The lived experience and caregiver burden of family members supporting chronic stroke survivors

Abstract

Background: Stroke is a debilitating neurological condition and a leading cause of long-term disability worldwide; effective management of chronic stroke survivors requires continuous family support for rehabilitation and recovery. This study aimed to examine the lived experiences and caregiving burden of family members of chronic stroke survivors.

Methods: This descriptive qualitative study was conducted in Yogyakarta, Indonesia (March - April 2025), using purposive sampling to recruit eleven primary family caregivers of chronic stroke survivors attending outpatient rehabilitation. Data were collected through semi-structured, face-to-face interviews, audio-recorded, transcribed verbatim, and analyzed using Braun and Clarke’s thematic analysis. Data collection and analysis proceeded concurrently until thematic saturation was reached. Ethical approval and informed consent were obtained.

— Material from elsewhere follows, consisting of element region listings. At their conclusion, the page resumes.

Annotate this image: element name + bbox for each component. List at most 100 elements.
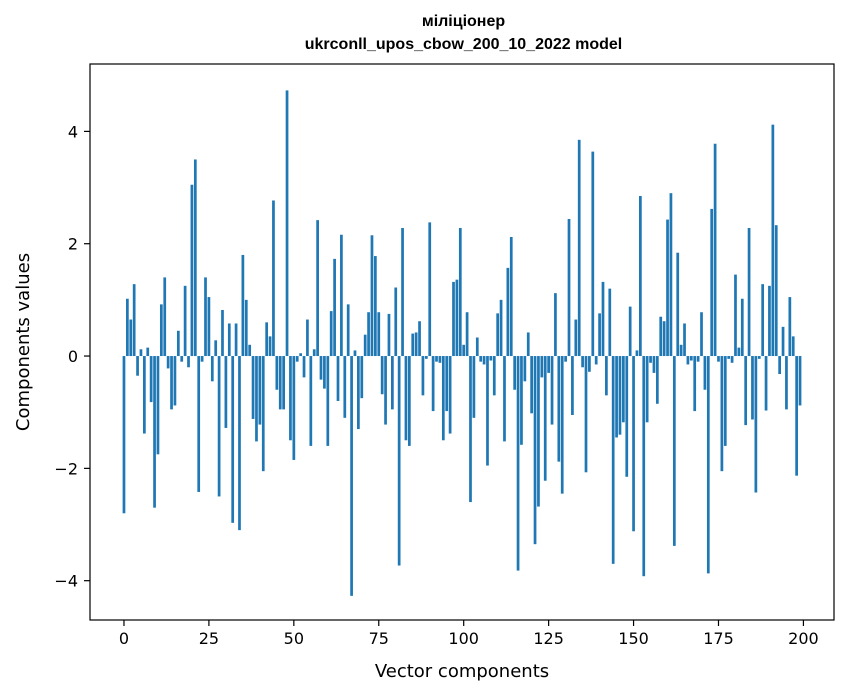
bar-136 <box>584 356 588 473</box>
x-axis-ticks: 0 25 50 75 100 125 150 175 200 <box>119 620 819 648</box>
bar-146 <box>618 356 622 435</box>
bar-183 <box>744 356 748 426</box>
bar-1 <box>126 298 129 357</box>
bar-117 <box>520 356 523 445</box>
bar-137 <box>588 356 591 372</box>
bar-150 <box>632 356 635 532</box>
bar-195 <box>785 356 788 410</box>
bar-38 <box>251 356 255 419</box>
x-tick-label: 200 <box>788 629 819 648</box>
bar-29 <box>221 309 224 357</box>
bar-46 <box>278 356 282 410</box>
bar-86 <box>414 332 418 357</box>
bar-129 <box>560 356 564 494</box>
bar-97 <box>452 281 455 357</box>
bar-14 <box>170 356 173 410</box>
bar-179 <box>730 356 734 363</box>
bar-154 <box>645 356 649 423</box>
bar-149 <box>628 306 632 357</box>
bar-62 <box>333 258 336 357</box>
bar-77 <box>384 356 387 425</box>
bar-182 <box>740 298 744 357</box>
bar-52 <box>299 353 302 357</box>
bar-107 <box>486 356 489 466</box>
bar-96 <box>448 356 452 434</box>
bar-19 <box>187 356 190 368</box>
bar-41 <box>261 356 265 472</box>
x-tick-label: 25 <box>199 629 219 648</box>
bar-23 <box>200 356 204 362</box>
y-tick-label: 0 <box>68 347 78 366</box>
bar-72 <box>367 312 370 357</box>
bar-28 <box>217 356 221 497</box>
bar-13 <box>166 356 170 369</box>
bar-108 <box>489 356 493 361</box>
bar-75 <box>377 312 381 357</box>
bar-24 <box>204 277 207 357</box>
bar-173 <box>710 208 714 357</box>
bar-93 <box>438 356 442 363</box>
bar-165 <box>683 323 686 357</box>
bar-192 <box>774 225 778 357</box>
bar-57 <box>316 220 319 357</box>
bar-100 <box>462 344 466 357</box>
plot-frame <box>89 63 835 621</box>
bar-178 <box>727 356 731 359</box>
bar-91 <box>431 356 435 412</box>
bar-187 <box>757 356 761 359</box>
bar-11 <box>159 304 163 357</box>
bar-101 <box>465 312 469 357</box>
bar-48 <box>285 90 289 357</box>
bar-114 <box>509 236 513 357</box>
bar-83 <box>404 356 408 441</box>
bar-2 <box>129 319 133 357</box>
bar-47 <box>282 356 285 410</box>
bar-115 <box>513 356 517 390</box>
bar-186 <box>754 356 758 493</box>
bar-159 <box>662 321 666 357</box>
bar-109 <box>492 356 496 396</box>
y-axis-ticks: −4 −2 0 2 4 <box>54 122 90 591</box>
bar-189 <box>764 356 768 411</box>
bar-128 <box>557 356 561 462</box>
y-axis-label: Components values <box>13 253 34 431</box>
bar-156 <box>652 356 656 373</box>
bar-116 <box>516 356 520 571</box>
bar-78 <box>387 313 391 357</box>
y-tick-label: 2 <box>68 235 78 254</box>
bar-12 <box>163 277 167 357</box>
bar-50 <box>292 356 296 460</box>
bar-191 <box>771 124 775 357</box>
bar-142 <box>605 356 608 396</box>
bar-42 <box>265 322 269 357</box>
bar-70 <box>360 356 364 399</box>
bar-69 <box>357 356 360 430</box>
bar-26 <box>210 356 214 382</box>
bar-82 <box>401 227 404 357</box>
bar-185 <box>751 356 754 420</box>
bar-135 <box>581 356 584 368</box>
bars-group <box>122 90 802 596</box>
bar-103 <box>472 356 476 418</box>
x-tick-label: 50 <box>284 629 304 648</box>
bar-89 <box>424 356 428 359</box>
bar-190 <box>768 285 771 357</box>
bar-194 <box>781 326 785 357</box>
bar-121 <box>533 356 537 545</box>
bar-59 <box>323 356 326 389</box>
bar-112 <box>503 356 506 442</box>
bar-151 <box>635 350 639 357</box>
bar-76 <box>380 356 384 395</box>
bar-124 <box>543 356 547 481</box>
bar-90 <box>428 222 432 357</box>
bar-10 <box>156 356 160 455</box>
bar-125 <box>547 356 550 373</box>
bar-25 <box>207 297 211 357</box>
bar-171 <box>703 356 707 390</box>
bar-113 <box>506 267 510 357</box>
bar-163 <box>676 252 680 357</box>
bar-148 <box>625 356 629 477</box>
bar-58 <box>319 356 323 380</box>
bar-197 <box>791 336 795 357</box>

Results: Three themes emerged: health-seeking behavior, access to rehabilitation, and caregiving experiences. Caregivers faced significant physical, psychological, and financial burdens due to continuous care demands, limited access to physiotherapy, and inadequate rehabilitation guidance despite having health insurance.

Conclusion: The findings highlight the urgent need for financial support and policy action to advance digital innovation in rehabilitation and reduce the chronic burden caused by systemic gaps.